What’s become clear this year is how the people who care about Holocaust education need more information, not less. A devastating study released this year documented just how little Americans know about the Holocaust. One key takeaway: more than half of American millennials don’t know what Auschwitz is. The bottom line: the survivor generation is dying, and if we want to get serious about Holocaust education, we need to know not just what the average American does and does not know, but what the deniers are saying.

None of this is to say that Facebook and other social media platforms shouldn’t also make decisions on a case-by-case basis. If David Duke, or someone like him, continues to spew anti-Semitic rhetoric and language that could reasonably be interpreted as a call to violence, it is not unwise to remove him from the site. But having a wholesale policy against Holocaust denial is a mistake.

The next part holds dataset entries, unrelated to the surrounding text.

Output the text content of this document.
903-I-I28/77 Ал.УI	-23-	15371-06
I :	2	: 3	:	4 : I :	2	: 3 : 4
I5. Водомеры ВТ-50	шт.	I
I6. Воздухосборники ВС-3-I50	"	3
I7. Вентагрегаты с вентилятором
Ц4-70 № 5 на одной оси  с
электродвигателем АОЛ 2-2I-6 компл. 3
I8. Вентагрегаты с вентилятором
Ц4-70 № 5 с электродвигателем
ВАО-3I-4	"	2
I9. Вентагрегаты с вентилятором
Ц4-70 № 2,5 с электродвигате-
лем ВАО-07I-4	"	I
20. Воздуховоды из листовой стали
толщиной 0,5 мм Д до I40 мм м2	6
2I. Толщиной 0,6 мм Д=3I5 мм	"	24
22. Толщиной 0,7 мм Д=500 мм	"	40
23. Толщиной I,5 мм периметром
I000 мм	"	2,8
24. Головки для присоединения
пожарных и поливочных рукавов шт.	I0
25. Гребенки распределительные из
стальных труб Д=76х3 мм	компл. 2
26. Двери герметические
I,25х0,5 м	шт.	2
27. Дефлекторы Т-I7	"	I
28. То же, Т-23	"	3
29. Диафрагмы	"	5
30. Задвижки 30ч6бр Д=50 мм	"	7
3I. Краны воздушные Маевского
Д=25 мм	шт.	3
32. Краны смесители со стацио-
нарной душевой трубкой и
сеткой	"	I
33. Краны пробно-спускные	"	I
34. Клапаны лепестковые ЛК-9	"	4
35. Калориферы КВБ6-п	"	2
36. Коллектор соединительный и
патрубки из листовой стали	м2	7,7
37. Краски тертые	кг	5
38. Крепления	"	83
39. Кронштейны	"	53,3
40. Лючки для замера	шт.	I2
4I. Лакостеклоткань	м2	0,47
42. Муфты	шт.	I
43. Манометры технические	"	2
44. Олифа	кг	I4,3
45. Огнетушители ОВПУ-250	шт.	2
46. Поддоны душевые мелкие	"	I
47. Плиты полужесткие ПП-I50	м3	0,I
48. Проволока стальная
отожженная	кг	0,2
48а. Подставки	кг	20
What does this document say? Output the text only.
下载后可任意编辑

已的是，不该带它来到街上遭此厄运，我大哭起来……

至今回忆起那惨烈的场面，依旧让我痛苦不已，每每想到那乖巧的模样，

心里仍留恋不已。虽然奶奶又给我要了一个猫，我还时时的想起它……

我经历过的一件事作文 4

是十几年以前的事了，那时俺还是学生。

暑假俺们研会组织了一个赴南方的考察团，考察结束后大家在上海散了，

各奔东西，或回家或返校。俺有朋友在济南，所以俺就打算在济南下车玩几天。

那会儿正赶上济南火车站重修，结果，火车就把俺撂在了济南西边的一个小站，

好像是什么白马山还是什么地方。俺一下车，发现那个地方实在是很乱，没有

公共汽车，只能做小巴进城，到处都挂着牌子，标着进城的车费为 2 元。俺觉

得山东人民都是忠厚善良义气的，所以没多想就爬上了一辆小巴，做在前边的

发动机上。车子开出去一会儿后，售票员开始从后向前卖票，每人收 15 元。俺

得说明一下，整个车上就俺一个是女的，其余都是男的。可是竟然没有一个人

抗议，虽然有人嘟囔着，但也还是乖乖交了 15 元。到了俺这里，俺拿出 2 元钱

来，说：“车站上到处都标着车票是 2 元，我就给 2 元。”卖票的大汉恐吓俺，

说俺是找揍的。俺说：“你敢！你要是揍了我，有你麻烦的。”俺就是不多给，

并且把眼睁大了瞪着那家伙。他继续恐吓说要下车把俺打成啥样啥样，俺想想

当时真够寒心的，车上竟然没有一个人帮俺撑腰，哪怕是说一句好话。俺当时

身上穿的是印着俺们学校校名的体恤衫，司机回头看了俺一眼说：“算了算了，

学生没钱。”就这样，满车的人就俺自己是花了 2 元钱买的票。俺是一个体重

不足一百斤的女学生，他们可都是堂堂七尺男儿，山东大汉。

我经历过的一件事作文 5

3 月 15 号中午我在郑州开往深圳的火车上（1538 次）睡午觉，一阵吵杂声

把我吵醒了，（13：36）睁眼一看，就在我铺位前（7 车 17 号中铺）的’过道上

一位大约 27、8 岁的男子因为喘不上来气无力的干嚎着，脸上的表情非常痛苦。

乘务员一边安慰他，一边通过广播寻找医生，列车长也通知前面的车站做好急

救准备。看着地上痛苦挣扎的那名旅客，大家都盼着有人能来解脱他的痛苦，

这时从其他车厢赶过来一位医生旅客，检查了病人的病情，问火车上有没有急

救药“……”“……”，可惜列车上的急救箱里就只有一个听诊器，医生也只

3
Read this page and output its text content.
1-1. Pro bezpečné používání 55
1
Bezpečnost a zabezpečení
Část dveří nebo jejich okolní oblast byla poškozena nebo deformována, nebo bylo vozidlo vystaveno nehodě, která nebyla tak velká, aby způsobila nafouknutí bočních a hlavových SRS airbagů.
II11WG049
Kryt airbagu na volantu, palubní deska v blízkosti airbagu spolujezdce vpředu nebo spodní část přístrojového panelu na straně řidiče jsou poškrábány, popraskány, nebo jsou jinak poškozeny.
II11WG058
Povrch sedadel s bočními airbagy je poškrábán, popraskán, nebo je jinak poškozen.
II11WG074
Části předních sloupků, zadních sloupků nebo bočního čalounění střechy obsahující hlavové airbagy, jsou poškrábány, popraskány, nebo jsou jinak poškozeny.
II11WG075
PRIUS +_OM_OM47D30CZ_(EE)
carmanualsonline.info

The people saying so the loudest should be those of us who care deeply about Holocaust education, and about enlightening those who are in the dark — willfully or not — about the actions of the Nazis. If we are convinced about our point, about our knowledge, and about our history, we should relish the opportunity to say so, to debate, and to demonstrate our correctness in the public square.

Beyond all this, lies a question of free speech and the policing of ideas — even terrible ones. Should it be the position of Facebook to censor content — non-violent content — that appears on a person’s individual page? If a person has said something wrong, if he has lied, if he has offended or misconstrued reality, but has not made objective threats, is it moral, immoral, or neutral for Facebook to take action?

The reason it’s easy to draw a line at overt calls to violence is that it’s black and white. It’s clear and objective. To some extent, therefore, it is the only line that should be drawn. Everything else lends itself to subjective interpretation and shades of grey.

The best way to eliminate bad speech is to let it have its day in the sun — and to fight it with better speech. Holocaust denial is wrong. Let’s do the hard work of confronting it and combatting it instead of lazily pretending it does not exist.